Religion and Russian Revolution
Institute of Social Sciences,
Russian Academy of National Economy and Public Administration (RANEPA);
Center for the Study of Religion, Russian State University of the Humanities
26-28 October 2017, Moscow
International conference
Second Call for Papers
This conference will mark the centennial of the Russian Revolution and will explore the complex interactions between revolutionary events and ideas, on the one hand, and religious visions, institutions, and experiences, on the other. The aim of the conference is to reveal the most important and up-to-date trends in the field; present new results coming from recently expanding sources; and articulate new interpretations according to changes in research paradigms, approaches and techniques.

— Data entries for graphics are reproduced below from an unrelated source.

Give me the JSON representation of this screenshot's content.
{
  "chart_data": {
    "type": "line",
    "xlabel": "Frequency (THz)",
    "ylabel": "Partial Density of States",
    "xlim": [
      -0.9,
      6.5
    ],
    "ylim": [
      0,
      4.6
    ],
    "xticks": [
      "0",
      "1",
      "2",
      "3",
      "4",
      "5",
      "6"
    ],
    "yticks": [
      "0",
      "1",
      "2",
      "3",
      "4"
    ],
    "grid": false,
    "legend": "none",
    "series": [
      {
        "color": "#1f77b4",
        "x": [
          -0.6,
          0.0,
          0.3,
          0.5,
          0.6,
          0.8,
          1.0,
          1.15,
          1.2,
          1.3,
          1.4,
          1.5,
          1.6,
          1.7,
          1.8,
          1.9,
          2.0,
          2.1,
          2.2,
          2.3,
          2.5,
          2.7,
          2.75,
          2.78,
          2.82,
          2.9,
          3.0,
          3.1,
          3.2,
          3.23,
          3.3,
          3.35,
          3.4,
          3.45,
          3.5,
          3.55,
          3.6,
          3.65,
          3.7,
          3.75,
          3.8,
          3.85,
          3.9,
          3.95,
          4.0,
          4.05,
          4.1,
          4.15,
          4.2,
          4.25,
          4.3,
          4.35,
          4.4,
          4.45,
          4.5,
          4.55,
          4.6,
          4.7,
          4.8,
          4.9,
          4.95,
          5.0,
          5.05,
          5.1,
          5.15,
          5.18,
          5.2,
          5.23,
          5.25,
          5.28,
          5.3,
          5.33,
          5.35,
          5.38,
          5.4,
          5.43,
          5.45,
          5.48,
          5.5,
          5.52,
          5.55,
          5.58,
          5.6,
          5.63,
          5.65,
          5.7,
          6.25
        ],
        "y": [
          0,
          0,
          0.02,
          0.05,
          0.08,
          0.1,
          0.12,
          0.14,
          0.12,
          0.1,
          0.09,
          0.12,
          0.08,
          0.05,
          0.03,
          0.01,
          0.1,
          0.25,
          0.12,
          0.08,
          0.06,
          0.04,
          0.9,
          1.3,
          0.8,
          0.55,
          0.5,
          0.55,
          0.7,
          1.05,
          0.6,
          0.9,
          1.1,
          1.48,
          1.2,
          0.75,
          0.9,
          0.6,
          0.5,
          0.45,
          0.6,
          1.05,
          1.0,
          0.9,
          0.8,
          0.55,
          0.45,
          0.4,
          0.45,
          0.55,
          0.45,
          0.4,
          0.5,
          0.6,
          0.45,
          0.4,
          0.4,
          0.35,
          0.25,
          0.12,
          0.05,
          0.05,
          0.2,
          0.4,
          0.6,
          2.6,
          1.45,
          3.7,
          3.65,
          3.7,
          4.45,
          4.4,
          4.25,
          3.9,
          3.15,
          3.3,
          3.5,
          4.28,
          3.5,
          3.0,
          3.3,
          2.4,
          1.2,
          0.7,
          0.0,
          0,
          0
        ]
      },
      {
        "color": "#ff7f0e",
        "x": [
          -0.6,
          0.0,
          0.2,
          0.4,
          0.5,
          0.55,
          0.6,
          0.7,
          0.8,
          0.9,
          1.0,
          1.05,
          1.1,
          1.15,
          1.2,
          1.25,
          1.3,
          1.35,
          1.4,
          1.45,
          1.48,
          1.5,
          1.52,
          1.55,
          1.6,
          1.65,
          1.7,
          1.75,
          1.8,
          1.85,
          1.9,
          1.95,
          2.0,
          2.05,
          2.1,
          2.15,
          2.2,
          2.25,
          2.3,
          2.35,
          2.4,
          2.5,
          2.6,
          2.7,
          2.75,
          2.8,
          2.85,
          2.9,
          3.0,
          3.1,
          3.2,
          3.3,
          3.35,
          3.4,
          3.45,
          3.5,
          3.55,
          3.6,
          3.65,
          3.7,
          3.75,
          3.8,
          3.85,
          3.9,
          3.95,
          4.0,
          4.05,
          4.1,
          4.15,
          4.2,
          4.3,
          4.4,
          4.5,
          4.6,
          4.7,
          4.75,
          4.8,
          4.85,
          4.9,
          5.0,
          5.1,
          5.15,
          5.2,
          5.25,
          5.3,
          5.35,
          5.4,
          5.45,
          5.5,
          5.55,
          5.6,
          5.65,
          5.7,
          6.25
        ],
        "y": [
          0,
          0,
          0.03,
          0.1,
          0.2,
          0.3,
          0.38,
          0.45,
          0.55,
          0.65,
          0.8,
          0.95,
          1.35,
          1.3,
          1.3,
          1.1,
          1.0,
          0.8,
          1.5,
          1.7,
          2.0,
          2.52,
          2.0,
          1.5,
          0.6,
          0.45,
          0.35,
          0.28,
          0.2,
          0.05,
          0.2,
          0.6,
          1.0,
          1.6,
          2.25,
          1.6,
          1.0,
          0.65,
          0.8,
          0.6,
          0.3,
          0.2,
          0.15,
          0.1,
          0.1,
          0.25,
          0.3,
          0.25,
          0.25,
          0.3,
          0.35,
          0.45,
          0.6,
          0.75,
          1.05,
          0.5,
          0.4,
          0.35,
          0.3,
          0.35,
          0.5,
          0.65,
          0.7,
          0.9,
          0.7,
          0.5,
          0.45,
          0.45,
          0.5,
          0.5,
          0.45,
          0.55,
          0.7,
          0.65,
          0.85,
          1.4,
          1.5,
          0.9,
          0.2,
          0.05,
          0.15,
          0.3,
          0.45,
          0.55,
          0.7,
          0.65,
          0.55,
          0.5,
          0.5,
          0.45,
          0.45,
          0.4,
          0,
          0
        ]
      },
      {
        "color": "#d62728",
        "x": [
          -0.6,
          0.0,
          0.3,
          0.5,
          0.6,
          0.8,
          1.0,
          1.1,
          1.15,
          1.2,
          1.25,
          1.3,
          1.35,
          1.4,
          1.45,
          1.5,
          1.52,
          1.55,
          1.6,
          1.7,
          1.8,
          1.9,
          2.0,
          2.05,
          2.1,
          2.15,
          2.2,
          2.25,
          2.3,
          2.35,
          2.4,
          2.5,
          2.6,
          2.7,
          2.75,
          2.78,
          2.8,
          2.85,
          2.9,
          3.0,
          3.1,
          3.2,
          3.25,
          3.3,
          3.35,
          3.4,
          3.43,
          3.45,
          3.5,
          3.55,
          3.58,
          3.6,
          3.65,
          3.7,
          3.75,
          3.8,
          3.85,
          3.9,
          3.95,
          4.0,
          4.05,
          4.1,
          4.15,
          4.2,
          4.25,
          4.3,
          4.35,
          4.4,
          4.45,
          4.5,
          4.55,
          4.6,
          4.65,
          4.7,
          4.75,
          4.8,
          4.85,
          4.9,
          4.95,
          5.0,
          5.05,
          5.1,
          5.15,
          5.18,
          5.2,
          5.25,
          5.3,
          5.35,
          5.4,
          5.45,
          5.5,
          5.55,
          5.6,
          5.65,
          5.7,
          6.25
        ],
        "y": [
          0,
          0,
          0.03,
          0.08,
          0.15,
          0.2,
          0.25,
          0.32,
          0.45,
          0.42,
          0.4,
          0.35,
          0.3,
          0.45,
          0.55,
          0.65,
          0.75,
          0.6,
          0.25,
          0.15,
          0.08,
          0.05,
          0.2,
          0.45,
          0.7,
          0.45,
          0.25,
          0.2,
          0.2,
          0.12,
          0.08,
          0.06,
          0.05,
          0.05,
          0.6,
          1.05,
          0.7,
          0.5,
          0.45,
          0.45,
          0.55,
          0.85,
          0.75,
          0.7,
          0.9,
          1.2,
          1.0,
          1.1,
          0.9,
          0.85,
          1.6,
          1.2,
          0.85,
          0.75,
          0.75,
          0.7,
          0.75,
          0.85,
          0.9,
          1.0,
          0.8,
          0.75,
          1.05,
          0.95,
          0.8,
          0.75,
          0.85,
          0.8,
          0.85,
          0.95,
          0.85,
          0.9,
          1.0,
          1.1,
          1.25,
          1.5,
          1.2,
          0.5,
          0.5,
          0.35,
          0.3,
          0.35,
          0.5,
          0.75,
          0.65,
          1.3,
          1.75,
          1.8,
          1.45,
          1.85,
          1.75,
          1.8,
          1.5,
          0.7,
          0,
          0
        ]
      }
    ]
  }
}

The conference is multidisciplinary. It will draw upon materials related to historiography of political and religious institutions; sociology of religious processes; study of theological, philosophical and artistic reflections of the Revolution; and anthropology of everyday religious practices.
Chronologically, while the “epicenter” will be certainly the year 1917, the conference will assume a wider understanding of the Revolution that will include the Great War and the Civil War, that is, approximately the 1914-1924 period. The conference will also consider reflections about the longer impact of Revolution in the field of religion.
The conference will further deal with studies of various religious traditions of the Russian empire and the Soviet Union.
Comparative cross-cultural experiences of other revolutions may be included as an additional conceptual resource.
A list of possible topics:
- The crisis of the imperial confessional model as one of the causes of the collapse of the ancien régime;
- The “secularization” of religious energies, their conversion (perversion?) into revolutionary ideologies and new forms of social and political agency; the revolutionary agency of people with religious background;
- Revolution and religious revivals and reforms; The 1917-1918 All-Russian Church Council; reformist movements in other religions;
- Religious communities as resources of social and political mobilization; the rise of religious activism in early Soviet times;
- Confessional and ethnic diversity during the disintegration of the empire and the Civil war; religious developments in the imperial peripheries;
- Religion as a subject of legislation, religious policies and religious violence;
- Religious imagery of the Revolution and eschatological motives in elite and mass consciousness, literature and arts, memoirs and other ego-documents;
- Philosophical and theological perceptions of the Revolution: between Apocalypse and “religious socialism;”
- The origin and the meaning of the Russian revolutionary atheist project;
- The consequences and the products of the Revolution: secularization, resacralization of the communist ideology and the Soviet state; the “new human being;” the totalitarian cult.
Organization of the conference:
Please send your proposed title, abstract of 200-250 words, and a brief CV before December 31, 2016 г. to the address religion.revolution.1917@gmail.com. The papers will be selected, and the program created by the 1st April, 2017.
RANEPA will provide, in selected cases, with the costs of transport, board and lodging for speakers, usually for two days, plus days of arrival and departure. Nevertheless, we would be grateful, if you could obtain mobility grants from your home institutions, which would permit us to invite more speakers from abroad. If you need Russian visa, please make sure you have sent us all the necessary visa data in time.
The organizing committee of the conference: Alexander Agadjanian, Aleksei Beglov, Scott Kenworthy, Nadieszda Kizenko, Alexander Kyrlezhev, Dmitry Uzlaner, Evert van der Zweerde.
Selected papers will be published at a special issue of the quarterly Gosudarstvo, religiia, tserkov’ v Rossii i za rubezhom, as well as in other journals.